BCE argues that the December decision (which was reaffirmed by regulators on March 3) will cut into the revenues of top-tier carriers that own their own networks, discouraging future investment in next-generation broadband networks.
The CRTC ruling “alters the financial case for the $700 million we are investing in accelerating the deployment of our next-generation fiber over the next three years,” according to Kevin Crull, president of Bell Canada’s residential services division.

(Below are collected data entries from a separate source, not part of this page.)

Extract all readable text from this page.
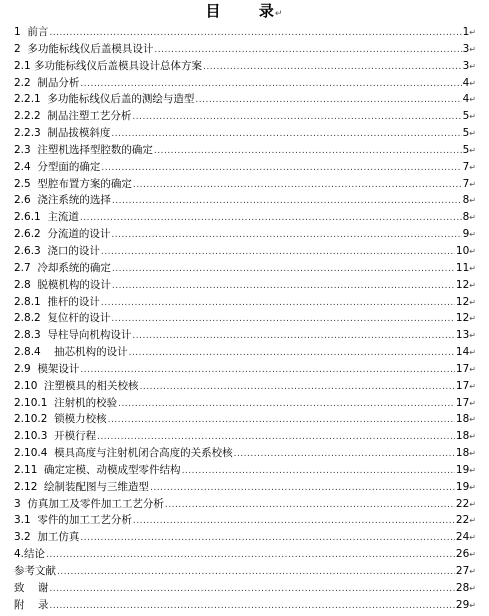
目      录↵
1  前言 .....	1 ↵
2  多功能标线仪后盖模具设计 .....	3 ↵
2.1 多功能标线仪后盖模具设计总体方案 .....	3 ↵
2.2  制品分析 .....	4 ↵
2.2.1  多功能标线仪后盖的测绘与造型 .....	4 ↵
2.2.2  制品注塑工艺分析 .....	5 ↵
2.2.3  制品拔模斜度 .....	5 ↵
2.3  注塑机选择型腔数的确定 .....	5 ↵
2.4  分型面的确定 .....	7 ↵
2.5  型腔布置方案的确定 .....	7 ↵
2.6  浇注系统的选择 .....	8 ↵
2.6.1  主流道 .....	8 ↵
2.6.2  分流道的设计 .....	9 ↵
2.6.3  浇口的设计 .....	10 ↵
2.7  冷却系统的确定 .....	11 ↵
2.8  脱模机构的设计 .....	12 ↵
2.8.1  推杆的设计 .....	12 ↵
2.8.2  复位杆的设计 .....	12 ↵
2.8.3  导柱导向机构设计 .....	13 ↵
2.8.4    抽芯机构的设计 .....	14 ↵
2.9  模架设计 .....	17 ↵
2.10  注塑模具的相关校核 .....	17 ↵
2.10.1  注射机的校验 .....	17 ↵
2.10.2  锁模力校核 .....	18 ↵
2.10.3  开模行程 .....	18 ↵
2.10.4  模具高度与注射机闭合高度的关系校核 .....	18 ↵
2.11  确定定模、动模成型零件结构 .....	19 ↵
2.12  绘制装配图与三维造型 .....	19 ↵
3  仿真加工及零件加工工艺分析 .....	22 ↵
3.1  零件的加工工艺分析 .....	22 ↵
3.2  加工仿真 .....	24 ↵
4.结论 .....	26 ↵
参考文献 .....	27 ↵
致    谢 .....	28 ↵
附    录 .....	29 ↵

Preexisting regulations already require incumbent phone companies (including BCE) to rent network access to smaller internet service providers, so as to foster competition and keep the cost of basic internet service at a reasonable level. Applying such wide-reaching regulations to next-generation services, however, will likely suppress competition, discouraging carriers from becoming pioneers in the fiber-optic broadband business. In a truly competitive marketplace, service providers (big and small) need real incentives to out-innovate the competition.
Rather than borrowing billions of dollars in a futile attempt to “stimulate” the economy, the Conservative government should listen to productive companies like BCE, and remove regulatory barriers to innovation and economic growth.